JWST sighting of decameter main-belt asteroids and view on meteorite sources

Artem Y. Burdanov, Julien de Wit, Miroslav Brož, Thomas G. Müller, Tobias Hoffmann, Marin Ferrais, Marco Micheli, Emmanuel Jehin, Daniel Parrott, Samantha N. Hasler, Richard P. Binzel, Elsa Ducrot, Laura Kreidberg, Michaël Gillon, Thomas P. Greene, Will M. Grundy, Theodore Kareta, Pierre-Olivier Lagage, Nicholas Moskovitz, Audrey Thirouin, Cristina A. Thomas & Sebastian Zieba

Nature, Published: 09 December 2024

LINK

“Asteroid discoveries are essential for planetary-defense efforts aiming to prevent impacts with Earth, including the more frequent megaton explosions from decameter impactors.
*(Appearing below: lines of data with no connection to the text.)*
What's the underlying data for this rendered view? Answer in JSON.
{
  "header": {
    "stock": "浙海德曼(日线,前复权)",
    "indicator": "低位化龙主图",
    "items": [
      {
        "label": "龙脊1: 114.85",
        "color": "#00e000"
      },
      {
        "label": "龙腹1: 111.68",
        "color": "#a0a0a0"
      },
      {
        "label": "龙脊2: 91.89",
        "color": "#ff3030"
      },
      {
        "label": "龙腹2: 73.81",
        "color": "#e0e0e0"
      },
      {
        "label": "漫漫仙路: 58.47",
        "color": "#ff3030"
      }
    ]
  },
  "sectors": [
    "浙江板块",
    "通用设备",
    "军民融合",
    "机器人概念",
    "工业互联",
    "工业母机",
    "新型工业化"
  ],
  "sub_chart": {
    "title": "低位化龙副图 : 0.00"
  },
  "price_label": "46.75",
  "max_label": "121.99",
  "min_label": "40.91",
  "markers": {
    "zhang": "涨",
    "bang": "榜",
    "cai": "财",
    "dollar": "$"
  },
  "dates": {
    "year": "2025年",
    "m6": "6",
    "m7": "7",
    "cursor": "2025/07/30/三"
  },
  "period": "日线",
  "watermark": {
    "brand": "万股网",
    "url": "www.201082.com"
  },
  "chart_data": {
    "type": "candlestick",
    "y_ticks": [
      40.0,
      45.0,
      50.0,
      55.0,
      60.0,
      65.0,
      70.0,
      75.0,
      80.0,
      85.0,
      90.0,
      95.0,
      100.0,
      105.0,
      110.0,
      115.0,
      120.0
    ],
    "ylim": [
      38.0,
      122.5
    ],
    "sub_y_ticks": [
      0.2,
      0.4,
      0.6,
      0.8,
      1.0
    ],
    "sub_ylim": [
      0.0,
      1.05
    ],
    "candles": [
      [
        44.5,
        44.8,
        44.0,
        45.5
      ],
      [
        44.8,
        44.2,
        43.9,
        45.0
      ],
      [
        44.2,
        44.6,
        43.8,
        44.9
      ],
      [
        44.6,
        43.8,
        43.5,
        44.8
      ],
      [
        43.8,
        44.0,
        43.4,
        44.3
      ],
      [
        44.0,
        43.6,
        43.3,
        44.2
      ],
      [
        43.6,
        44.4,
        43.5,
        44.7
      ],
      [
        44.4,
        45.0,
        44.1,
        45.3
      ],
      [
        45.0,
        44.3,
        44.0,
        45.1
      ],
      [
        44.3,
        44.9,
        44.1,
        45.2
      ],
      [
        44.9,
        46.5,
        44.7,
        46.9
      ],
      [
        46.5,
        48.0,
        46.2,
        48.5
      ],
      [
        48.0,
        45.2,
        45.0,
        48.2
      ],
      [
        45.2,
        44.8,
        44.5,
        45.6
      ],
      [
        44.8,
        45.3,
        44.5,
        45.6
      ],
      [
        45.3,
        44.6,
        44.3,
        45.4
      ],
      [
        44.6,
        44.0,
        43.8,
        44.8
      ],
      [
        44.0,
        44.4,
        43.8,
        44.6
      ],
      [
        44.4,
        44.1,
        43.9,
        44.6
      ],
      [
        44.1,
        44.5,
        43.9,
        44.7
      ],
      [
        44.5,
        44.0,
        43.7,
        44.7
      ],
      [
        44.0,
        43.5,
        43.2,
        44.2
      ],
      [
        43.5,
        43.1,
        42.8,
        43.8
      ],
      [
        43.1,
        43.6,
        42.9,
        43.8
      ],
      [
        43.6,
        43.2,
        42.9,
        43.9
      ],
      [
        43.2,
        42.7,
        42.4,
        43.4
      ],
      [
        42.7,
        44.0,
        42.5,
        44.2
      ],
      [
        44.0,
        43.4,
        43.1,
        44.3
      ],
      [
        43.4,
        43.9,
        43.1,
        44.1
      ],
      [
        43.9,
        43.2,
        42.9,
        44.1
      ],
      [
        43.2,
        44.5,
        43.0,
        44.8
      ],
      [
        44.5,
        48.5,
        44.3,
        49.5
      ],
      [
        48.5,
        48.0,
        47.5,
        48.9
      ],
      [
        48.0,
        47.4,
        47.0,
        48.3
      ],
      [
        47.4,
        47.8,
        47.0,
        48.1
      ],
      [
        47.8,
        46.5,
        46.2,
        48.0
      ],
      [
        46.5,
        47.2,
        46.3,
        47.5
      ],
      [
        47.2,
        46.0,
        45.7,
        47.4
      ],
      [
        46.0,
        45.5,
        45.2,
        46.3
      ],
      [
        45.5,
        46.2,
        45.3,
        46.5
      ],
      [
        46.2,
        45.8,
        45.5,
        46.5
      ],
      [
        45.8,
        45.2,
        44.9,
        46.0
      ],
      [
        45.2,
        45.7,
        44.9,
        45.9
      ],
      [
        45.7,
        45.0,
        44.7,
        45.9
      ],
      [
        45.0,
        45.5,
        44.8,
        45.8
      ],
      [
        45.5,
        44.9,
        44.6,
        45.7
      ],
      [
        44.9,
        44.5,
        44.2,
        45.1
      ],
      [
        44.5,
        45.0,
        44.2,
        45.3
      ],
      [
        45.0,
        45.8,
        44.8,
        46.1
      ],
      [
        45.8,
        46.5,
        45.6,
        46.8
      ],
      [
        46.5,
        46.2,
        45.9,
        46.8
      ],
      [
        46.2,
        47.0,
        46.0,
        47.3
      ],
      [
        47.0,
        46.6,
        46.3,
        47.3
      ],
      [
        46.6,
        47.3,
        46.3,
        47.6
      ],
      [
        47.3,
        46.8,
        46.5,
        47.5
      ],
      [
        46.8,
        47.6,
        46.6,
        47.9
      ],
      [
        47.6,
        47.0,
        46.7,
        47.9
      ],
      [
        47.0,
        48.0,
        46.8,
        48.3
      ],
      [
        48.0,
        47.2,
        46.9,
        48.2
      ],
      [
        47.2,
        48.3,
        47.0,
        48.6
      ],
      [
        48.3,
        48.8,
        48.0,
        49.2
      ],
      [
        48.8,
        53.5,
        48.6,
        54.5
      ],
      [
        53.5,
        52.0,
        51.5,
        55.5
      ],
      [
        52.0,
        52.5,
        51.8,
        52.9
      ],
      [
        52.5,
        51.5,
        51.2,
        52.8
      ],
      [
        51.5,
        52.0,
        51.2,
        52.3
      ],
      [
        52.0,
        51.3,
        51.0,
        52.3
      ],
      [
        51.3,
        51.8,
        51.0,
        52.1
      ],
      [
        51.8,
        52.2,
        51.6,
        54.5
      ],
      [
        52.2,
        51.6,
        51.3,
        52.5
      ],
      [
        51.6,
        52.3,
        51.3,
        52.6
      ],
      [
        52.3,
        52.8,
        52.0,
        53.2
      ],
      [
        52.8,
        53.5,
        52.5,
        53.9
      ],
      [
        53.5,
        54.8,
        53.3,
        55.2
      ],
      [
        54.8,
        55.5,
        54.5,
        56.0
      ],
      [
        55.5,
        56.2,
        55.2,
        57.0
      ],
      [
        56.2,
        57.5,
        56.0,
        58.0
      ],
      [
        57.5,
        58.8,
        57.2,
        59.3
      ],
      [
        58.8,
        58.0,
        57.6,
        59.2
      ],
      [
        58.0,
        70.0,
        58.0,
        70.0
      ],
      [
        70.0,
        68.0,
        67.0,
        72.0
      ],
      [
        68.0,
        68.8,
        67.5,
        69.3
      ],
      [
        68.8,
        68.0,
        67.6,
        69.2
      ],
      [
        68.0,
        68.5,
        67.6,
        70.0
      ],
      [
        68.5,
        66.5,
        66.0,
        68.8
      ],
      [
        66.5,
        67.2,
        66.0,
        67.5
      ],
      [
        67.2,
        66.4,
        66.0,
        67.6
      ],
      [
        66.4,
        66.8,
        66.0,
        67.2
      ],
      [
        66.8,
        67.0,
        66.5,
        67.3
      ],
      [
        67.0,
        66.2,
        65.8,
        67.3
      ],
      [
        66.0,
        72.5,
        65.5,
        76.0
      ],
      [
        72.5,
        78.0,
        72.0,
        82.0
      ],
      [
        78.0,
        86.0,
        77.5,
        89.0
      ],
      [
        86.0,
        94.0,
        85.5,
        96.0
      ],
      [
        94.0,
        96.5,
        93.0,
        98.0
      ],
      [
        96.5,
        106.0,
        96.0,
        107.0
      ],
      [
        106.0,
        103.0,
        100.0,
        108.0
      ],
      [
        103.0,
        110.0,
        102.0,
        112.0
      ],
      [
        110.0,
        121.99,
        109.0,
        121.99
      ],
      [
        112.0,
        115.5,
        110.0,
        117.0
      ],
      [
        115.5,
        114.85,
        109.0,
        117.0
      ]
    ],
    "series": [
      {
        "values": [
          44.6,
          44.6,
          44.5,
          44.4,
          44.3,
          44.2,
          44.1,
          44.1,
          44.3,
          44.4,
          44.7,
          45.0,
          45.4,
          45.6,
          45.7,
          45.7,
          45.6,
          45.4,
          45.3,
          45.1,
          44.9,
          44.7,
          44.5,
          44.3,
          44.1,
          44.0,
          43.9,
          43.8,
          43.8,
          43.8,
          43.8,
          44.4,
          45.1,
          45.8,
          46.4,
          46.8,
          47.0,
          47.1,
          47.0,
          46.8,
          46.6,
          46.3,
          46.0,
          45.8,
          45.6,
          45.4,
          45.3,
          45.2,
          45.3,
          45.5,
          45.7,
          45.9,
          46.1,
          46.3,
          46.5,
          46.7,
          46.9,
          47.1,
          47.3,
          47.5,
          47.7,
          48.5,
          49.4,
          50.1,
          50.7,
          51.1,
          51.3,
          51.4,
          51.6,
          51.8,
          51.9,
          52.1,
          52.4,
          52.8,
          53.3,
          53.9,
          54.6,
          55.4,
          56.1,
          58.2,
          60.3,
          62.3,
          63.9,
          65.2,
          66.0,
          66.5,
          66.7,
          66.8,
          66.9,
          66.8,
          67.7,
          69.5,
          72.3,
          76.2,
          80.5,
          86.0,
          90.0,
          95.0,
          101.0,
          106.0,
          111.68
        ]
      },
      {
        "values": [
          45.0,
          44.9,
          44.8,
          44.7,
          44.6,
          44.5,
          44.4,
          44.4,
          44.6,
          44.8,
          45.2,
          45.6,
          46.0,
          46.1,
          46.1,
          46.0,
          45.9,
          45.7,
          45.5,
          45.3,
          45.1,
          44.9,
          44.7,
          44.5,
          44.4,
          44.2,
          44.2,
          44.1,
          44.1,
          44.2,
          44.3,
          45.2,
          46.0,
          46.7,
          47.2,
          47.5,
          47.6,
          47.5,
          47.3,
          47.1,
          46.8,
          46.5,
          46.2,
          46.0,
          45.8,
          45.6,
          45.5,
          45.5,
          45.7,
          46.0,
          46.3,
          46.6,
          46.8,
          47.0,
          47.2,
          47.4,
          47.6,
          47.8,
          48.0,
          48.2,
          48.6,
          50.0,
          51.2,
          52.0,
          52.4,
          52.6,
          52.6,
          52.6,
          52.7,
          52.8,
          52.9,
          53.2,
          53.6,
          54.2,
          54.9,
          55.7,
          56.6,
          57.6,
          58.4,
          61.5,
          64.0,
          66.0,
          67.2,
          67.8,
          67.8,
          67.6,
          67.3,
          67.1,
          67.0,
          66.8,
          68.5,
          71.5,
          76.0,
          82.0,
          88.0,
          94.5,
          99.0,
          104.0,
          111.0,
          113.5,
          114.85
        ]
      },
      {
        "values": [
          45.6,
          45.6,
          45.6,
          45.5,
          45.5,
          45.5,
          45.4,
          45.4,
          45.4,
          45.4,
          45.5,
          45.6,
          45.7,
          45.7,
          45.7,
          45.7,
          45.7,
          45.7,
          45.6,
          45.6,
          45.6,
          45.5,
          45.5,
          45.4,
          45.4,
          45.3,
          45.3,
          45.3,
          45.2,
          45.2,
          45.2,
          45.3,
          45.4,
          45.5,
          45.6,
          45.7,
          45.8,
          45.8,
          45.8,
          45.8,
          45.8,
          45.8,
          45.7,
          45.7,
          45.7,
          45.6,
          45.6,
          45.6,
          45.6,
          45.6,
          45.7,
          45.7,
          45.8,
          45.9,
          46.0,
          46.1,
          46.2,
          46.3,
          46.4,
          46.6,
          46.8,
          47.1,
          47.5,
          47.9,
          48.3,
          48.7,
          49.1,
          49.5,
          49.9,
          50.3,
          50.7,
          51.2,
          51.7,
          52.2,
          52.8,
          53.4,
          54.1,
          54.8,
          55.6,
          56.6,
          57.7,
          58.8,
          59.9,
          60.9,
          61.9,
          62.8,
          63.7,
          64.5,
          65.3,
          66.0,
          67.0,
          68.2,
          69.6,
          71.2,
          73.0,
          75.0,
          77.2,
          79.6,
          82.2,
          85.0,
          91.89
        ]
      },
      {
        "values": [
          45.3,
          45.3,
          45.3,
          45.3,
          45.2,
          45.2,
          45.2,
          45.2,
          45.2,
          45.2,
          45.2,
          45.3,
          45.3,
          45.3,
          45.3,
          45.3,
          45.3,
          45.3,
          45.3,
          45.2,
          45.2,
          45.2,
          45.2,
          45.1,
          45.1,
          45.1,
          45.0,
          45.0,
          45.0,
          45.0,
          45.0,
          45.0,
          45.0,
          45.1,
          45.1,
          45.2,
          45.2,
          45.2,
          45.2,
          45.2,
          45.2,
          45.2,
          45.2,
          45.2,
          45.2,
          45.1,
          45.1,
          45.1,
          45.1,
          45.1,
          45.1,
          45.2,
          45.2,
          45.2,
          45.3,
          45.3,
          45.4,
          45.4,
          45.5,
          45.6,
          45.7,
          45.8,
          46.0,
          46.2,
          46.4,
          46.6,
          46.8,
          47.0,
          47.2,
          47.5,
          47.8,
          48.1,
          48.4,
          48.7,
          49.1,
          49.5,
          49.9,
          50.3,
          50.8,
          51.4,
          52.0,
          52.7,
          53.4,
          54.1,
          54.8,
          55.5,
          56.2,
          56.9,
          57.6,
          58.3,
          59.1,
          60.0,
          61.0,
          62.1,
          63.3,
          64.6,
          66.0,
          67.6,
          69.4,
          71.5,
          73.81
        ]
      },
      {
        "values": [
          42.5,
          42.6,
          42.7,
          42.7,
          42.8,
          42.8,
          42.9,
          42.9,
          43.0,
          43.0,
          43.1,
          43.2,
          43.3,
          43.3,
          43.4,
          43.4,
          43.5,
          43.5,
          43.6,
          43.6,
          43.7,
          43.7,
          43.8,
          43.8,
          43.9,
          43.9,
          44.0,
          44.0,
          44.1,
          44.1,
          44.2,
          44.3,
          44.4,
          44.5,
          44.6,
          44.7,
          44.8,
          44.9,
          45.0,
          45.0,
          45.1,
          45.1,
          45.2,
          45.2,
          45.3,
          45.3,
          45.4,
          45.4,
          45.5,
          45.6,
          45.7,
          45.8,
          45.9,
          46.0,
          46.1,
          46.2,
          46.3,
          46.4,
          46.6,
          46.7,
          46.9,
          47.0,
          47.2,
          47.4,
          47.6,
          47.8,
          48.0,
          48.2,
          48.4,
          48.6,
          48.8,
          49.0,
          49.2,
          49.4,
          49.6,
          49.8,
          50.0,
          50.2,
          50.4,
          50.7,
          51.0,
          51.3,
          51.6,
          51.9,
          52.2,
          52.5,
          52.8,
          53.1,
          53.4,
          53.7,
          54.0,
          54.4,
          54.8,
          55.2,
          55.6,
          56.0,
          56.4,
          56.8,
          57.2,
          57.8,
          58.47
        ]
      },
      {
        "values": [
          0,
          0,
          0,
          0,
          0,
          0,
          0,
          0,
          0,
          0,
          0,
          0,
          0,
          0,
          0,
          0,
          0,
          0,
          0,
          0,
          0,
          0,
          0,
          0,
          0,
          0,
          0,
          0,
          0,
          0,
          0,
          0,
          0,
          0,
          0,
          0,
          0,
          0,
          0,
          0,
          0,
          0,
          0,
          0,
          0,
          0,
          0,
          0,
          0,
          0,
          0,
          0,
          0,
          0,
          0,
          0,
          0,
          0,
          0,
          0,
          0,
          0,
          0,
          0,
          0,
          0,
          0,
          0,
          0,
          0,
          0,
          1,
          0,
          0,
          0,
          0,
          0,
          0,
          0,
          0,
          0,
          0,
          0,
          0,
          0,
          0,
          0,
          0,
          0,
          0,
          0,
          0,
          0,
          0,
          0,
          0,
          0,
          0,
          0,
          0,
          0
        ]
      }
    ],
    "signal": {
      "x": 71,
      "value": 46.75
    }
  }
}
While large asteroids (≥100 km) have remained in the main belt since their formation, small asteroids are commonly transported to the near-Earth object (NEO) population. However, due to the lack of direct observational constraints, their size-frequency distribution —which informs our understanding of the NEOs and the delivery of meteorite samples to Earth—varies significantly among models. Here, we report 138 detections of the smallest asteroids (⪆ 10 m) ever observed in the main belt, which were enabled by JWST’s infrared capabilities covering the asteroids’ emission peaks and synthetic tracking techniques. Despite small orbital arcs, we constrain the objects’ distances and phase angles using known asteroids as proxies, allowing us to derive sizes via radiometric techniques. Their size-frequency distribution exhibits a break at ~ 100 m (debiased cumulative slopes of q = − 2.66 ± 0.60 and − 0.97 ± 0.14 for diameters smaller and larger than ~ 100 m, respectively), suggestive of a population driven by collisional cascade. These asteroids were sampled from multiple asteroid families —most likely Nysa, Polana and Massalia— according to the geometry of pointings considered here. Through additional long-stare infrared observations, JWST is poised to serendipitously detect thousands of decameter-scale asteroids across the sky, probing individual asteroid families and the source regions of meteorites “in-situ”.”